Giderek büyüyen önemli bir sorun da bu: Hafız yetiştirmek adı altında laik ve çağdaş Türkiye’ye düşman elemanlar imal etmek…
Bu tehlikeli işi, Diyanet İşleri Başkanlığı ile tarikat örgütleri birlikte yürütüyorlar.
Peki hafız ne yapar?
Hafız, Kuran-ı Kerim’i ezberler; onu hafızasına kaydeder. Bir tür kayıt aleti gibidir.

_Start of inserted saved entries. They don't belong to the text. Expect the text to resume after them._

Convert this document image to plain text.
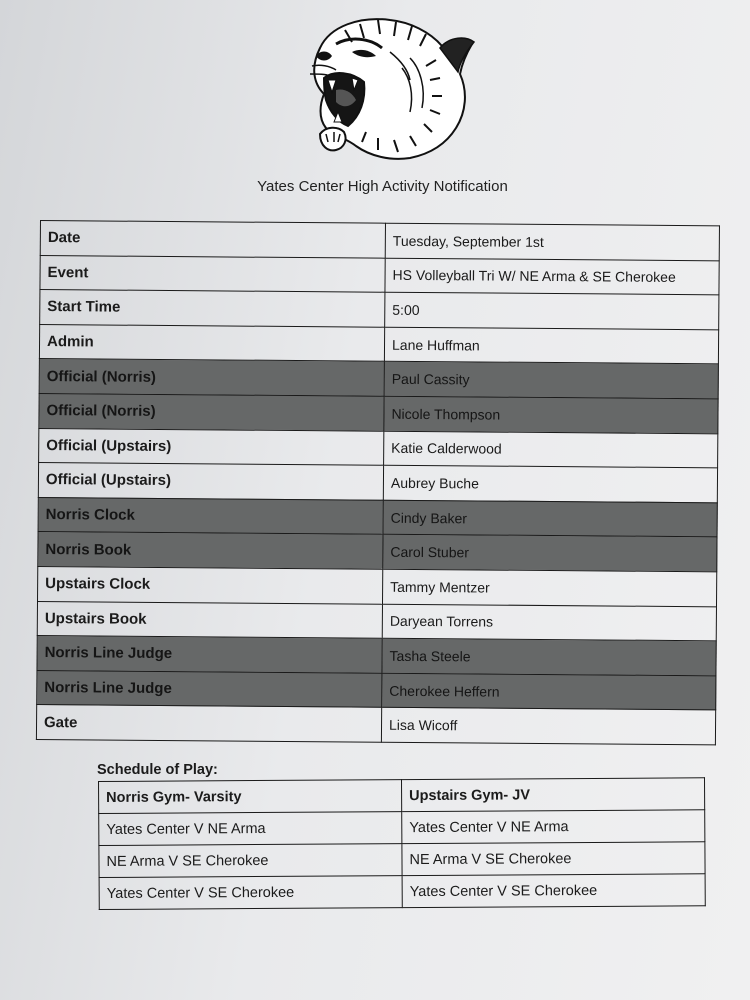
Yates Center High Activity Notification
Date	Tuesday, September 1st
Event	HS Volleyball Tri W/ NE Arma & SE Cherokee
Start Time	5:00
Admin	Lane Huffman
Official (Norris)	Paul Cassity
Official (Norris)	Nicole Thompson
Official (Upstairs)	Katie Calderwood
Official (Upstairs)	Aubrey Buche
Norris Clock	Cindy Baker
Norris Book	Carol Stuber
Upstairs Clock	Tammy Mentzer
Upstairs Book	Daryean Torrens
Norris Line Judge	Tasha Steele
Norris Line Judge	Cherokee Heffern
Gate	Lisa Wicoff
Schedule of Play:
Norris Gym- Varsity	Upstairs Gym- JV
Yates Center V NE Arma	Yates Center V NE Arma
NE Arma V SE Cherokee	NE Arma V SE Cherokee
Yates Center V SE Cherokee	Yates Center V SE Cherokee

Ama çağımızda hafızlara gerek kalmamıştır. Dijital dünyada pek çok saklama aleti ve yöntemi vardır. Teknolojinin size istediğiniz anda tüm Kuran’ı en hatasız biçimde sunduğu bir elektronik çağı yaşıyoruz. Tırnak kadar bir aletin içine Kuran’ı ve öbür kutsal kitapları sığdırıyorsunuz ve istediğiniz zaman onları açıp okuyabiliyorsunuz.
MİLİTANLAR ORDUSU
Hafızlara gereksinim kalmamıştır ama görüyoruz ki hafızlık işi ülkenin her yanına dalgalar halinde yayılıyor. Bu iş boşuna değil… Cumhuriyet rejimiyle savaşanlar, kendilerine militan yetiştirmek için hafızlık sistemini dibine kadar sömürüyorlar. Normal okullara gidip akılcı eğitim görmesi gereken çocukları ailelerden alıyorlar; onları kendi adamlarının denetimindeki yurtlara dolduruyorlar. Burada o çocuklara din eğitimi adı altında kendi çağdışı dünya görüşlerini aktarıyorlar. Çocukları, kendilerine tam itaatli olmaları için baskılıyorlar. Bu süreçte bazı yerlerde çocuklara tecavüz edildiği oluyor. İtiraz edenler, “Cehenneme gidersiniz ha!” diye korkutuluyor.
Sonra bu çocuklara, ayetler ezberletilmeye başlanıyor. Küçük çocukları ne olduğunu anlamadıkları cümleleri tekrar tekrar tekrar söyleyerek hafızlarına kazıyorlar. Bu yöntemle o beyinler; bu anlamsız cümlelerle dolduruluyor… Çocukların bilinç altlarına da korku ve baş eğmecilik yerleştiriliyor. Böylece köleleştirilmiş bir kadro elde ediliyor.
DEĞERLİ BEYİNLER
Hafız olarak ayrılan çocuklar, gerçekten değerli beyinlere sahip. Bu çocuklar normal eğitimden geçirilseler ülkenin kalkınmasına, millete ve hatta insanlığa hizmet edecek ürünler geliştirebilecekler. Ama dinci siyasetçiler, kendilerine hafız adı altında propaganda militanları yetiştirmek için o beyinleri katlediyorlar.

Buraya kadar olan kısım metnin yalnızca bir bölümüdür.